Tuzağa düşecek miyiz...(IV)

 

Son yazımızda Rusya Devlet Başkanı Putin’in “Batılı ülkelerin Rus topraklarına yönelik uzun menzilli füze kullanılmasına izin vermesi halinde bunun savaşa doğrudan katılımdan başka bir anlama gelmeyeceği uyarısında bulunarak örtülü bir biçimde Türkiye’yi uyardığını söylemiş...

Aynı günlerde Rusya Dışişleri Bakanı Sergey Lavrov’un da Rusya'dan satın alınan S-400 hava savunma sistemlerinin Moskova'nın rızası olmadan başka ülkelere satılamayacağı veya devredilemeyeceği uyarısı yaptığını hatırlatmıştık...

***

Ukrayna’nın Rusya karşısında tutunamadığı...

İsrail’in tüm saldırganlığına karşın Gazze’de HAMAS, Lübnan’da Hizbullah ve Yemen’de Husilere karşı bocaladığı...

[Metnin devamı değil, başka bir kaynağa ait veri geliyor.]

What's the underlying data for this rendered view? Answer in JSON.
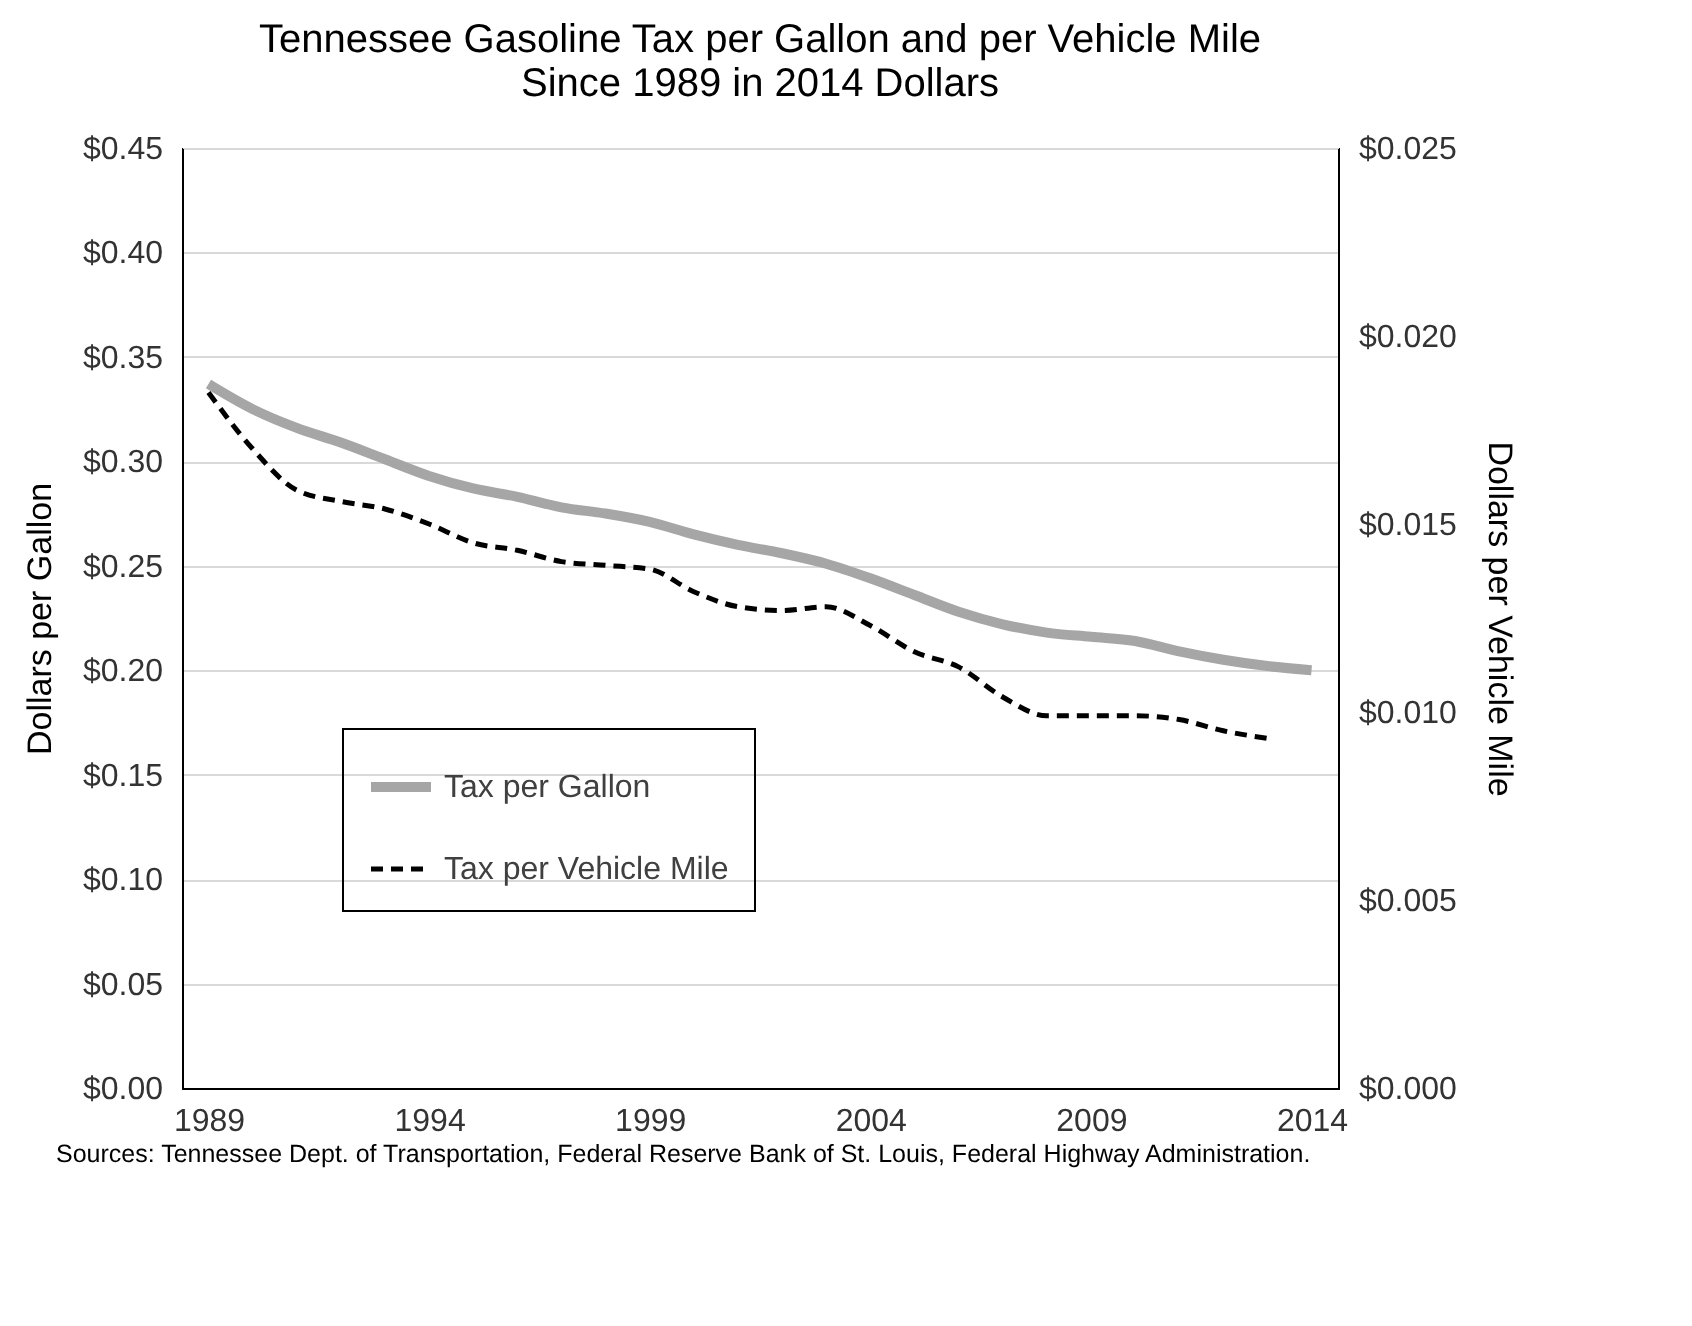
{
  "chart_data": {
    "type": "line",
    "title": "Tennessee Gasoline Tax per Gallon and per Vehicle Mile\nSince 1989 in 2014 Dollars",
    "ylabel": "Dollars per Gallon",
    "y2label": "Dollars per Vehicle Mile",
    "annotations": [
      "Sources: Tennessee Dept. of Transportation, Federal Reserve Bank of St. Louis, Federal Highway Administration."
    ],
    "x": [
      1989,
      1990,
      1991,
      1992,
      1993,
      1994,
      1995,
      1996,
      1997,
      1998,
      1999,
      2000,
      2001,
      2002,
      2003,
      2004,
      2005,
      2006,
      2007,
      2008,
      2009,
      2010,
      2011,
      2012,
      2013,
      2014
    ],
    "series": [
      {
        "name": "Tax per Gallon",
        "color": "#a6a6a6",
        "line_style": "solid",
        "values": [
          0.337,
          0.325,
          0.316,
          0.309,
          0.301,
          0.293,
          0.287,
          0.283,
          0.278,
          0.275,
          0.271,
          0.265,
          0.26,
          0.256,
          0.251,
          0.244,
          0.236,
          0.228,
          0.222,
          0.218,
          0.216,
          0.214,
          0.209,
          0.205,
          0.202,
          0.2
        ]
      },
      {
        "name": "Tax per Vehicle Mile",
        "color": "#000000",
        "line_style": "dashed",
        "axis": "y2",
        "values": [
          0.0185,
          0.017,
          0.0159,
          0.0156,
          0.0154,
          0.015,
          0.0145,
          0.0143,
          0.014,
          0.0139,
          0.0138,
          0.0132,
          0.0128,
          0.0127,
          0.0128,
          0.0123,
          0.0116,
          0.0112,
          0.0104,
          0.0099,
          0.0099,
          0.0099,
          0.0098,
          0.0095,
          0.0093,
          null
        ]
      }
    ],
    "xlim": [
      1988.4,
      2014.6
    ],
    "xticks": [
      1989,
      1994,
      1999,
      2004,
      2009,
      2014
    ],
    "ylim": [
      0,
      0.45
    ],
    "yticks": [
      {
        "value": 0,
        "label": "$0.00"
      },
      {
        "value": 0.05,
        "label": "$0.05"
      },
      {
        "value": 0.1,
        "label": "$0.10"
      },
      {
        "value": 0.15,
        "label": "$0.15"
      },
      {
        "value": 0.2,
        "label": "$0.20"
      },
      {
        "value": 0.25,
        "label": "$0.25"
      },
      {
        "value": 0.3,
        "label": "$0.30"
      },
      {
        "value": 0.35,
        "label": "$0.35"
      },
      {
        "value": 0.4,
        "label": "$0.40"
      },
      {
        "value": 0.45,
        "label": "$0.45"
      }
    ],
    "y2lim": [
      0,
      0.025
    ],
    "y2ticks": [
      {
        "value": 0,
        "label": "$0.000"
      },
      {
        "value": 0.005,
        "label": "$0.005"
      },
      {
        "value": 0.01,
        "label": "$0.010"
      },
      {
        "value": 0.015,
        "label": "$0.015"
      },
      {
        "value": 0.02,
        "label": "$0.020"
      },
      {
        "value": 0.025,
        "label": "$0.025"
      }
    ],
    "grid": "y",
    "legend": "bottom left",
    "marker": "none"
  }
}
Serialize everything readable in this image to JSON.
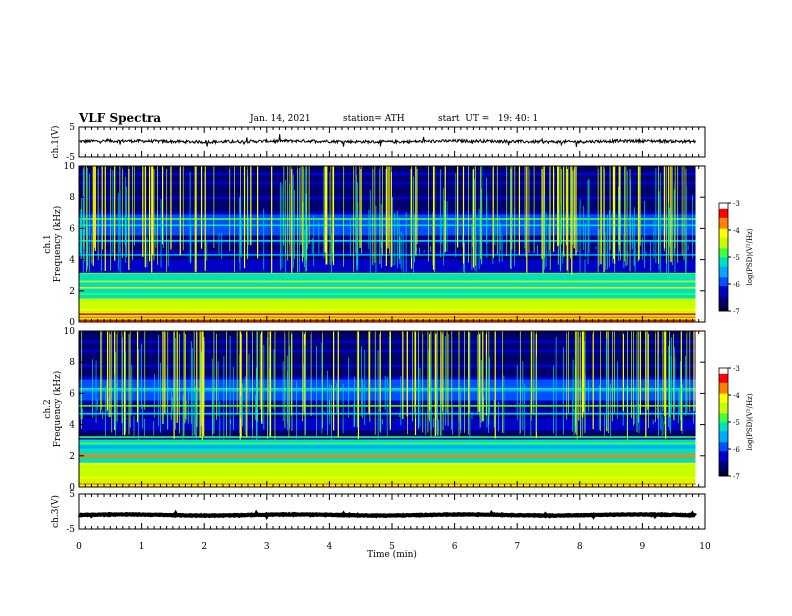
{
  "header": {
    "title": "VLF Spectra",
    "date": "Jan. 14, 2021",
    "station": "station= ATH",
    "start_ut": "start  UT =   19: 40: 1"
  },
  "colors": {
    "spectrogram_scale": [
      "#000030",
      "#000070",
      "#0000c8",
      "#0050ff",
      "#00aaff",
      "#00e0c0",
      "#40ff40",
      "#c8ff00",
      "#ffff00",
      "#ff8000",
      "#ff0000",
      "#ffffff"
    ]
  },
  "chart_data": [
    {
      "type": "line",
      "panel": "ch1-waveform",
      "ylabel": "ch.1(V)",
      "ylim": [
        -5,
        5
      ],
      "yticks": [
        "5",
        "-5"
      ],
      "xlim": [
        0,
        10
      ],
      "series": [
        {
          "trace_level_volts": 0.2,
          "noise_amplitude_volts": 1.0
        }
      ]
    },
    {
      "type": "heatmap",
      "panel": "ch1-spectrogram",
      "ylabel": "ch.1\nFrequency  (kHz)",
      "ylim": [
        0,
        10
      ],
      "yticks": [
        "0",
        "2",
        "4",
        "6",
        "8",
        "10"
      ],
      "xlim": [
        0,
        10
      ],
      "colorbar": {
        "label": "log(PSD)(V²/Hz)",
        "range": [
          -7,
          -3
        ],
        "ticks": [
          "-3",
          "-4",
          "-5",
          "-6",
          "-7"
        ]
      },
      "data_end_min": 9.85,
      "bands_khz": [
        {
          "f": 0.1,
          "level": -3.2
        },
        {
          "f": 0.3,
          "level": -3.6
        },
        {
          "f": 0.5,
          "level": -3.4
        },
        {
          "f": 0.9,
          "level": -4.3
        },
        {
          "f": 1.3,
          "level": -4.6
        },
        {
          "f": 1.8,
          "level": -4.8
        },
        {
          "f": 2.2,
          "level": -4.2
        },
        {
          "f": 2.6,
          "level": -4.5
        },
        {
          "f": 3.1,
          "level": -5.0
        },
        {
          "f": 4.3,
          "level": -5.4
        },
        {
          "f": 5.2,
          "level": -5.3
        },
        {
          "f": 6.2,
          "level": -5.2
        },
        {
          "f": 6.6,
          "level": -5.0
        }
      ],
      "spheric_count": 320
    },
    {
      "type": "heatmap",
      "panel": "ch2-spectrogram",
      "ylabel": "ch.2\nFrequency  (kHz)",
      "ylim": [
        0,
        10
      ],
      "yticks": [
        "0",
        "2",
        "4",
        "6",
        "8",
        "10"
      ],
      "xlim": [
        0,
        10
      ],
      "colorbar": {
        "label": "log(PSD)(V²/Hz)",
        "range": [
          -7,
          -3
        ],
        "ticks": [
          "-3",
          "-4",
          "-5",
          "-6",
          "-7"
        ]
      },
      "data_end_min": 9.85,
      "bands_khz": [
        {
          "f": 0.2,
          "level": -3.6
        },
        {
          "f": 0.6,
          "level": -4.0
        },
        {
          "f": 1.0,
          "level": -4.4
        },
        {
          "f": 1.5,
          "level": -4.2
        },
        {
          "f": 1.9,
          "level": -3.8
        },
        {
          "f": 2.1,
          "level": -3.9
        },
        {
          "f": 2.8,
          "level": -4.9
        },
        {
          "f": 3.2,
          "level": -4.7
        },
        {
          "f": 4.7,
          "level": -5.2
        },
        {
          "f": 5.2,
          "level": -5.0
        },
        {
          "f": 6.3,
          "level": -5.1
        }
      ],
      "spheric_count": 340
    },
    {
      "type": "line",
      "panel": "ch3-waveform",
      "ylabel": "ch.3(V)",
      "ylim": [
        -5,
        5
      ],
      "yticks": [
        "5",
        "-5"
      ],
      "xlabel": "Time  (min)",
      "xlim": [
        0,
        10
      ],
      "xticks": [
        "0",
        "1",
        "2",
        "3",
        "4",
        "5",
        "6",
        "7",
        "8",
        "9",
        "10"
      ],
      "series": [
        {
          "trace_level_volts": -1.0,
          "noise_amplitude_volts": 0.2
        }
      ]
    }
  ]
}
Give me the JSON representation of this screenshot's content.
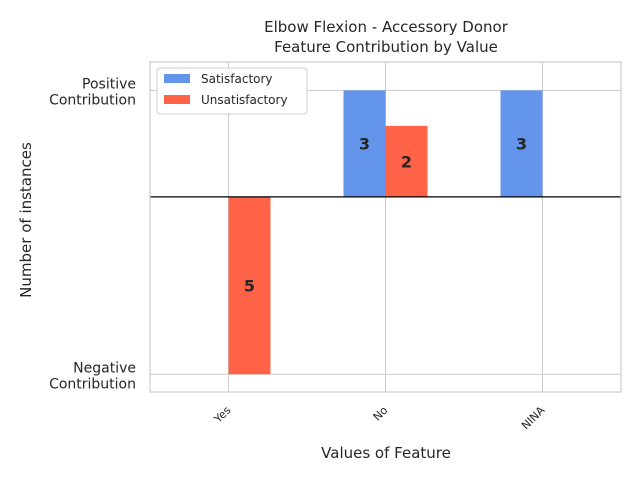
{
  "chart_data": {
    "type": "bar",
    "title": [
      "Elbow Flexion - Accessory Donor",
      "Feature Contribution by Value"
    ],
    "xlabel": "Values of Feature",
    "ylabel": "Number of instances",
    "categories": [
      "Yes",
      "No",
      "NINA"
    ],
    "y_tick_labels": [
      {
        "value": 3,
        "lines": [
          "Positive",
          "Contribution"
        ]
      },
      {
        "value": -5,
        "lines": [
          "Negative",
          "Contribution"
        ]
      }
    ],
    "ylim": [
      -5.5,
      3.8
    ],
    "series": [
      {
        "name": "Satisfactory",
        "color": "#6495ED",
        "values": [
          0,
          3,
          3
        ]
      },
      {
        "name": "Unsatisfactory",
        "color": "#FF6347",
        "values": [
          -5,
          2,
          0
        ]
      }
    ],
    "data_labels": {
      "Satisfactory": [
        "",
        "3",
        "3"
      ],
      "Unsatisfactory": [
        "5",
        "2",
        ""
      ]
    },
    "legend": "top-left",
    "grid": true
  }
}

Ve İsrail’in ABD ve AB’nin tüm desteğine karşın dünyadaki neredeyse tüm ülkelerin nefretini üzerinde topladığı koşullarda ABD telaşlanmakta, bunun bir sonucu olarak Türkiye’yi de bölgedeki savaşın içine çekme çabalarını yoğunlaştırmaktadır.

***

Montrö Bildirisine imza attığı için yargılanan emekli amirallerden biri olan Mustafa Özbey, bu koşullarda Türkiye’nin önünde iki seçenek olduğunu belirtmekte ve şunları söylemektedir:

“Türkiye’nin kaderini erteleyemeyeceği kararı belirleyecektir; Türkiye ya NATO üzerinden büyük savaşa girecek, ya da bu savaşın dışında kalacak şekilde bir karar alarak yeni bir evreye girecektir.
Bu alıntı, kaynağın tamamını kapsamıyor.